Telephony is very important for K-12 education. For many practical reasons, not the least of which being campus security, I cannot fathom rolling back the clock and eliminating phone service from our schools. Yet that seems to be the position many are taking in the current E-rate modernization debate. To be clear, most of them are not overtly against phones in the classroom. Their position is more a sin of omission. They see voice service as an application that will ride solely on top of a Wi-Fi network. Unfortunately, it is not quite that simple. Schools simply cannot rely on Skype as their phone company.
Schools deserve and require enterprise-grade telephony. Most schools that I talk with desire to move to a digital form of telephony referred to as VoIP. Owning a VoIP telephony system can lower expenses and increase functionality. Unfortunately, the FCC’s current E-rate funding priority system has, in effect, eliminated a purchased VoIP solution as an option. Schools either have to contract with a vendor for a VoIP service – an option that undermines most of the potential savings associated with these systems – or they have to purchase the system outright without any E-rate support.
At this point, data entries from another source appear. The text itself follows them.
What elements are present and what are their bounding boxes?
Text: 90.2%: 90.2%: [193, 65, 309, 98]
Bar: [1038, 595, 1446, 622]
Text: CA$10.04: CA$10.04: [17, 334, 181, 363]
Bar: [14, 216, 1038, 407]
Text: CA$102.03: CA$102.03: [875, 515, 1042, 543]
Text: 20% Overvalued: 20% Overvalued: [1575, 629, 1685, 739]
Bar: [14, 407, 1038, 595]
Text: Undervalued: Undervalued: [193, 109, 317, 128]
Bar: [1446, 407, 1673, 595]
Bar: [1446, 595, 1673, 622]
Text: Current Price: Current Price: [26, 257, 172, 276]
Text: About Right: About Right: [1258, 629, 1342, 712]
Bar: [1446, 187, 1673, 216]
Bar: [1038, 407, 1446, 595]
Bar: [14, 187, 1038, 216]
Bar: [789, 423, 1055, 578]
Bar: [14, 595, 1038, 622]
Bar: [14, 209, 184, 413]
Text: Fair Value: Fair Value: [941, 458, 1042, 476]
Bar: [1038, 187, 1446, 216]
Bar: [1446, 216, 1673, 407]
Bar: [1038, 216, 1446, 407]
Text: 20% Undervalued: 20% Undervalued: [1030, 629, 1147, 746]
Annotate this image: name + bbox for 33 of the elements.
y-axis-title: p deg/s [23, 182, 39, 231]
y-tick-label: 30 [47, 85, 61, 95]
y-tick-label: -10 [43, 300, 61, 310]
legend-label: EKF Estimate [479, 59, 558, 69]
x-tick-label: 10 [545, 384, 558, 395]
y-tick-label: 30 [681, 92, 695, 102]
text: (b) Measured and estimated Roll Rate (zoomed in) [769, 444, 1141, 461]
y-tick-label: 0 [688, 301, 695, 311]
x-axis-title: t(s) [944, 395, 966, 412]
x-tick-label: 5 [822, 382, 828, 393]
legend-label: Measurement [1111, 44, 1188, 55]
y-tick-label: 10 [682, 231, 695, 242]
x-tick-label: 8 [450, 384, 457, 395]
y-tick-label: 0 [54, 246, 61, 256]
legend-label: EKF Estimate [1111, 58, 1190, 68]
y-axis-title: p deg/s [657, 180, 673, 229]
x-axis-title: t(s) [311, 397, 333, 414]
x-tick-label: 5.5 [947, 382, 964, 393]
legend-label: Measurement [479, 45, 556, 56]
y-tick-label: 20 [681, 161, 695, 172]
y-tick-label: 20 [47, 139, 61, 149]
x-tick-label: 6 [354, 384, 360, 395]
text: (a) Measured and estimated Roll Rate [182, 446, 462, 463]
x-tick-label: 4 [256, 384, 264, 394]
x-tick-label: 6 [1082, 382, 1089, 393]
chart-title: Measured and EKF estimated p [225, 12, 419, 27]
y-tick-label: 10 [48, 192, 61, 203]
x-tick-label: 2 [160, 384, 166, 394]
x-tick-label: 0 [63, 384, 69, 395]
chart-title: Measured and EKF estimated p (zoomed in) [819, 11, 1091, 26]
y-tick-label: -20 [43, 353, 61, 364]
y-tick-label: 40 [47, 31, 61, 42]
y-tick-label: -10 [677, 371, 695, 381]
As I have previously shared, schools need support
, not help setting their priorities. In the upcoming reform process, it would be fantastic if the FCC were to remove the regulatory barriers that have limited the deployment of VoIP voice services; the FCC should allow schools to set their own funding priorities and timelines for technology integration; and the FCC should maintain support for VoIP internal connections.
Communication is key in any operation and our nation’s schools are no exception. They not only desire, but also require support for voice communications technology and the ability to prioritize according to their own needs. Our schools have a voice—the E-rate program can and should be an invaluable source in letting them use it.